When police raided the Willamette Valley Animal Rescue on Sunday what they saw was the opposite of what one expects from an animal shelter. Police found 149 dogs in awful conditions. Some dog’s eyes were sealed shut with bodily fluid and as many as five dogs were crammed into a kennel fit for one. Many of the dogs had open sores. None of the dogs had access to food and what water they did have access to was dirty.
“This is so far and away from the perception of warmth and caring people expect in an animal shelter,” said executive director of the Oregon Humane Society, Sharon Harmon. “I saw one animal stuffed into a cage that was so small he was unable to lie down, sit or stand up,” said Oregon Humane Society veterinarian Kris Otterman. “He had no food or water in his cage, and I’m not sure how long he’d been left in that condition.”

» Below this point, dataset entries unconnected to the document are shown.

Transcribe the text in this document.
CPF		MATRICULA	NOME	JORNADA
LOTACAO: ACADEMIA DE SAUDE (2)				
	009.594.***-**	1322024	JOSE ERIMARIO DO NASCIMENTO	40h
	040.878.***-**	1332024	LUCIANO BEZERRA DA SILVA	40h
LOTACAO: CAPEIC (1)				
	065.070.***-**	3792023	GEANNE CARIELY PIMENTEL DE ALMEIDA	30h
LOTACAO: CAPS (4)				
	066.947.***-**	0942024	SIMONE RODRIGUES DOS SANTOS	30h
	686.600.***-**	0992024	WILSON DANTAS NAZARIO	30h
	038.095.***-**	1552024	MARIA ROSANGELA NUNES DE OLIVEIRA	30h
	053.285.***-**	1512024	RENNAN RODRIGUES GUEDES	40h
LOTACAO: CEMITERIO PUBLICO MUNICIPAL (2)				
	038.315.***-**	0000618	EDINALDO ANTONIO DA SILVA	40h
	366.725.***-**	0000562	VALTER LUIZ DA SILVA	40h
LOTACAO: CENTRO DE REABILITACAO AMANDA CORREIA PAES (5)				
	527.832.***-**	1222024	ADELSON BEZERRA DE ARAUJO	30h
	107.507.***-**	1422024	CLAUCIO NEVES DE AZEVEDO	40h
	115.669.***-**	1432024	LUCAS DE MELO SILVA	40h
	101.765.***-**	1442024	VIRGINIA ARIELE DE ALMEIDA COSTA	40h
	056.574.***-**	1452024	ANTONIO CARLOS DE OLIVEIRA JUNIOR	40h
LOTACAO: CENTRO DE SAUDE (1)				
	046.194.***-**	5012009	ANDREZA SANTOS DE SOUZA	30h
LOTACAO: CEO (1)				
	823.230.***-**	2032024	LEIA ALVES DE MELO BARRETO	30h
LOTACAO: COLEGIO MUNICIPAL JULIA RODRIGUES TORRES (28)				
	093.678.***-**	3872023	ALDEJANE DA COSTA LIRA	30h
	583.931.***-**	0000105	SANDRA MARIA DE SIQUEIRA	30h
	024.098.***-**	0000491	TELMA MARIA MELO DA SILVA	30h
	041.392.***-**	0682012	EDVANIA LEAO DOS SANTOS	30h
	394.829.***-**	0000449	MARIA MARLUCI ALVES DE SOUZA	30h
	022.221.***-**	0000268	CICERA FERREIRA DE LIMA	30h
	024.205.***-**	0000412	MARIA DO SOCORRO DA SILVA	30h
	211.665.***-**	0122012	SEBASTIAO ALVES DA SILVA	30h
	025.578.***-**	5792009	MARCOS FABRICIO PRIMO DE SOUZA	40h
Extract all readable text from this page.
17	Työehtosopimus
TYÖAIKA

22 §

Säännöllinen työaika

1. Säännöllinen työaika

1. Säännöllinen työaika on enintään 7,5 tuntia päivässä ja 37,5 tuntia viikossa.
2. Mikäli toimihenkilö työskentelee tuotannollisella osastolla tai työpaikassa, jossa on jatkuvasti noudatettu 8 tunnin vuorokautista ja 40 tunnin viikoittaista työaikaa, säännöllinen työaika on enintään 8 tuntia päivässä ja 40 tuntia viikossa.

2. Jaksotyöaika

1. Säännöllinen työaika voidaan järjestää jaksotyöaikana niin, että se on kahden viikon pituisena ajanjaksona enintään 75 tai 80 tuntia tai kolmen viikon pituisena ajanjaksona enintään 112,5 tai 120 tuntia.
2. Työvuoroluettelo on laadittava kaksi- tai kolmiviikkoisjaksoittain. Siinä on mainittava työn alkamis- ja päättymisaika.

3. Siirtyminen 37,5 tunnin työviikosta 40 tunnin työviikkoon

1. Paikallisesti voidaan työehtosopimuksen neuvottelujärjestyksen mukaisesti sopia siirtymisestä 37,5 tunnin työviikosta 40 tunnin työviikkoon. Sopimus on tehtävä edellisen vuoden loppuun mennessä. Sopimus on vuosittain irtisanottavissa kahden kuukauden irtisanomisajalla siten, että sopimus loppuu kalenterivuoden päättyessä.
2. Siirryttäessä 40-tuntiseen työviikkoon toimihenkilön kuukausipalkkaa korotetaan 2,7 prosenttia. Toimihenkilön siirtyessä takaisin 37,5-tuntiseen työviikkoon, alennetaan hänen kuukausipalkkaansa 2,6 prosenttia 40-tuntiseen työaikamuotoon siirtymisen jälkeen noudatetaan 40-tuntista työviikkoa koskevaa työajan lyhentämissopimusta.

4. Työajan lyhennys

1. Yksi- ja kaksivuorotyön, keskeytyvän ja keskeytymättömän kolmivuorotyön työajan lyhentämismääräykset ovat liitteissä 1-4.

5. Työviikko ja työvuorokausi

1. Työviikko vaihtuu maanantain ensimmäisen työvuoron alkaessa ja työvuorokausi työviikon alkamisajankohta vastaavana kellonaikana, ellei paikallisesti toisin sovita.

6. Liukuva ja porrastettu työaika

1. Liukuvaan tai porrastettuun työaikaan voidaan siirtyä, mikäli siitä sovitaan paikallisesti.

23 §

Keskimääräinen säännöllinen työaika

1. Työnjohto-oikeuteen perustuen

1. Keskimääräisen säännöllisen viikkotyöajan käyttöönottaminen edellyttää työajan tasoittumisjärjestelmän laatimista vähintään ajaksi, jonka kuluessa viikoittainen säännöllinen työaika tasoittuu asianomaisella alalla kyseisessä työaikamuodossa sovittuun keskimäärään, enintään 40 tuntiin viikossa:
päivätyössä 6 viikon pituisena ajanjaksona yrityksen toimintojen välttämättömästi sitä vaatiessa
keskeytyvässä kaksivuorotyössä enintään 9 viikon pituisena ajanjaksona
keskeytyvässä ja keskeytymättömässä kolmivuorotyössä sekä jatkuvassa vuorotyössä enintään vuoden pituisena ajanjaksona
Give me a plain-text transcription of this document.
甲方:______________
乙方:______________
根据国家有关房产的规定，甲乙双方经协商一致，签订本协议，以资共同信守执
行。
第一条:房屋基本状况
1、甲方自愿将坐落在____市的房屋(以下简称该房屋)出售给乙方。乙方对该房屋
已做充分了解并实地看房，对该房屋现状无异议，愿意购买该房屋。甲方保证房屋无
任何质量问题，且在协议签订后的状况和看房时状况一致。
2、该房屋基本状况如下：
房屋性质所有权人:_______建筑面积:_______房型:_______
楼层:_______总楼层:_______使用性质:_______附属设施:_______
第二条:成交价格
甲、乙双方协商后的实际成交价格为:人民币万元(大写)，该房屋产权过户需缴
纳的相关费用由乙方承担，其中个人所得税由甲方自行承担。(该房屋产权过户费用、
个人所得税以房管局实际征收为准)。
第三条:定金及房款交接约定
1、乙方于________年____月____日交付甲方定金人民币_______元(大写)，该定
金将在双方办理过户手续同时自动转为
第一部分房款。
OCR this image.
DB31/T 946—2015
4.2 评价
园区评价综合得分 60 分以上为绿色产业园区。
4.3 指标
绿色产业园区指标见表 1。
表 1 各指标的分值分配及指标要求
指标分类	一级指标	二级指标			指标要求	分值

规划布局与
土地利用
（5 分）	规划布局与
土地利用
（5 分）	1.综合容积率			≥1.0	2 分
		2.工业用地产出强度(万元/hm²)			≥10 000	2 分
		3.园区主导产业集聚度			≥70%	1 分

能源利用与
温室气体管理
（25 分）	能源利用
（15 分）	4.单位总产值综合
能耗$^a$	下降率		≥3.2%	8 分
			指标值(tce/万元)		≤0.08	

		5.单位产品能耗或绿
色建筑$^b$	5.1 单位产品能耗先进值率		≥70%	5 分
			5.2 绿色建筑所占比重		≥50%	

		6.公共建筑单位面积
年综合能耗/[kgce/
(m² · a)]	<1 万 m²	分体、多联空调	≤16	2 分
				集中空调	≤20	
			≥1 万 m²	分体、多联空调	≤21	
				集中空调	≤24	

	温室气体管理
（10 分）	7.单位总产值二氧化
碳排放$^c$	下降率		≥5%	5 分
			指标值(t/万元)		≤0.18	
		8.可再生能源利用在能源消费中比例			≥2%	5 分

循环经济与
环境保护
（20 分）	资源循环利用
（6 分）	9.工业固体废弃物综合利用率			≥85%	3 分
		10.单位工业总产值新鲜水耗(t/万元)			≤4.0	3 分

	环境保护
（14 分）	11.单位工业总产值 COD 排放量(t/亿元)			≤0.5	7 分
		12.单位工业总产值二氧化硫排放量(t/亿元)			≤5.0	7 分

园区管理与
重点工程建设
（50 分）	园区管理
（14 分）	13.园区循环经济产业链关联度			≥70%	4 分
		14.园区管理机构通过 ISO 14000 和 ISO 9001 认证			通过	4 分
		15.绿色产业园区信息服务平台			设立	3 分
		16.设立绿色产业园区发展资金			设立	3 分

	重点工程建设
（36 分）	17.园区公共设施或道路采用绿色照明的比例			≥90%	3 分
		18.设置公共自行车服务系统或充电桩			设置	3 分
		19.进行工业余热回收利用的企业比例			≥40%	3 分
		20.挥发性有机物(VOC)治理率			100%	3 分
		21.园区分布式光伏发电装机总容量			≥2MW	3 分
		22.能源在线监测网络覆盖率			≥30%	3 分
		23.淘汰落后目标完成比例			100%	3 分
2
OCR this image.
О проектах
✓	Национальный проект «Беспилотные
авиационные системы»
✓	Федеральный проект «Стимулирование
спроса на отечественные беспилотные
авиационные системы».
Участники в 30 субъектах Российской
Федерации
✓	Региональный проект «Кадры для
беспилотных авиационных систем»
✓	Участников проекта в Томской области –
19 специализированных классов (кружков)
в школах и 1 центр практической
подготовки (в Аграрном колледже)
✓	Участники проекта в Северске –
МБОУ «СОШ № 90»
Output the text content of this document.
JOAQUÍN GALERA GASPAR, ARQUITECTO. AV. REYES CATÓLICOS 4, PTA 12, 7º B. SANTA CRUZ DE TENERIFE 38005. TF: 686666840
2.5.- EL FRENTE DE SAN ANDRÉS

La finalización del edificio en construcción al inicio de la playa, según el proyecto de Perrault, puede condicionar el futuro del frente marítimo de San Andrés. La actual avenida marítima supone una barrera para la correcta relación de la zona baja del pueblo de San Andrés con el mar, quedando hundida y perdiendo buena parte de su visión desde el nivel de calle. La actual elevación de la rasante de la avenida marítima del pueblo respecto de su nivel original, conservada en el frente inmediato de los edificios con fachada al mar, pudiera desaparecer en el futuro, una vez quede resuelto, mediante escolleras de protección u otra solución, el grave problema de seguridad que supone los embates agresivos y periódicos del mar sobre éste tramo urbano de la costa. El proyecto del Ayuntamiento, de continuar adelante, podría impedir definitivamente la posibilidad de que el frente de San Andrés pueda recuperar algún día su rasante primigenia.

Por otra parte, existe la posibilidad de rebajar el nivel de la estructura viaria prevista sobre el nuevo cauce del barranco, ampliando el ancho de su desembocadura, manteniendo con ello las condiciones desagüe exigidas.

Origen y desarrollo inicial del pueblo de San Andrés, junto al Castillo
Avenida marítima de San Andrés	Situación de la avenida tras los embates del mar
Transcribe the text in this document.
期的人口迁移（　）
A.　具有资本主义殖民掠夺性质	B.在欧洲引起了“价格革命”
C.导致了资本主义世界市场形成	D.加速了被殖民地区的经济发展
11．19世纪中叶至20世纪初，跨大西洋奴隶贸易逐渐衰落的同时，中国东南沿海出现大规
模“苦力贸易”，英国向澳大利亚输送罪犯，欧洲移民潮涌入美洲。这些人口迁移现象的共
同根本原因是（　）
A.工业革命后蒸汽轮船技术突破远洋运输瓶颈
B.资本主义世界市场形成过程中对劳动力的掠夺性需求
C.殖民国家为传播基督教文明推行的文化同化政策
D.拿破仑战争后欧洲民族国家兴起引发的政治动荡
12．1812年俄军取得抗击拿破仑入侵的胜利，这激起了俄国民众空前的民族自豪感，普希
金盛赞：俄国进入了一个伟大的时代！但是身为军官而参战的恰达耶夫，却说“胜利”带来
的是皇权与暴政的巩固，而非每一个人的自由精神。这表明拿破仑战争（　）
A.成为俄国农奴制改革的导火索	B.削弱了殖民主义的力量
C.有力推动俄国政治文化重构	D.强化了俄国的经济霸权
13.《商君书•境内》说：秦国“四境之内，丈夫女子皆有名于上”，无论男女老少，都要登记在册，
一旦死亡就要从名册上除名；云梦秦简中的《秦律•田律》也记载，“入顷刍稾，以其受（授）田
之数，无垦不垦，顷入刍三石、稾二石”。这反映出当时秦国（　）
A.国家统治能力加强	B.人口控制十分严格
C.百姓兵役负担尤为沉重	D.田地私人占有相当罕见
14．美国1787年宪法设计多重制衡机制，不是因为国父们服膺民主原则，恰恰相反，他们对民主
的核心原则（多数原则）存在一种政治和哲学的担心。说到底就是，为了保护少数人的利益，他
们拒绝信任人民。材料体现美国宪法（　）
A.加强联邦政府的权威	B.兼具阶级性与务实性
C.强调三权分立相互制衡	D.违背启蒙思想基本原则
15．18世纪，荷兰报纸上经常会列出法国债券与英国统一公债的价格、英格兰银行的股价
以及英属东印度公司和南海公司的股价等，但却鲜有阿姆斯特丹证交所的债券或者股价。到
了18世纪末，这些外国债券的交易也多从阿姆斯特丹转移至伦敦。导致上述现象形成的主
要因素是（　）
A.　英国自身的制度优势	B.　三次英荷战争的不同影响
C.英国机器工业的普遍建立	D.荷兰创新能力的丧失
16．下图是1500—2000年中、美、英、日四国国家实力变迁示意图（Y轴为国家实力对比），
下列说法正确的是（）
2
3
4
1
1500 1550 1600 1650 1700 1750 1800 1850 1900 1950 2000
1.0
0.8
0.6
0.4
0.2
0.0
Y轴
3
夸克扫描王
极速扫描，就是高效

Many of the dogs were starving, some so severe that they will need to be put on “refeeding programs” to re-introduce small amounts of food that is easy for them to digest. “Those dogs were shut down,” said Harmon. “They don’t show interest in food.”
A team of 21 deputies and volunteers from Oregon Humane Society and Willamette Humane Society worked through Sunday night to care for the seized animals. The dogs were taken to three different shelters. The Oregon Humane Society took in 110 of the dogs. In doing so the Oregon Humane Society is now at double its capacity for dogs. They are asking the public for help minimize the crowded conditions. They currently have 80 dogs available for adoption and are reducing the adoption fee of all dogs one year and older to $50 through January 18th.
The dogs from the raid are being held as evidence and are not available or adoption at this point. In addition whether all the dogs can be rehabilitated or adoption is still unknown. The Oregon Humane Society hopes to get the dogs healthy and into good homes as soon as the legal system will allow.
Sheriff’s officials said they had tried to work with Inglish to address issues with the rescue after receiving complaints previously but were again and again met with no cooperation from Inglish and the Willamette Valley Animal Rescue. The Oregon Humane Society also tried to help and inspect the facility but also faced lack of cooperation when they were turned away.
Inglish is currently being held at the Marion County Jail on $300,000 bail. Sheriff’s officials are expecting to make additional arrests in this case.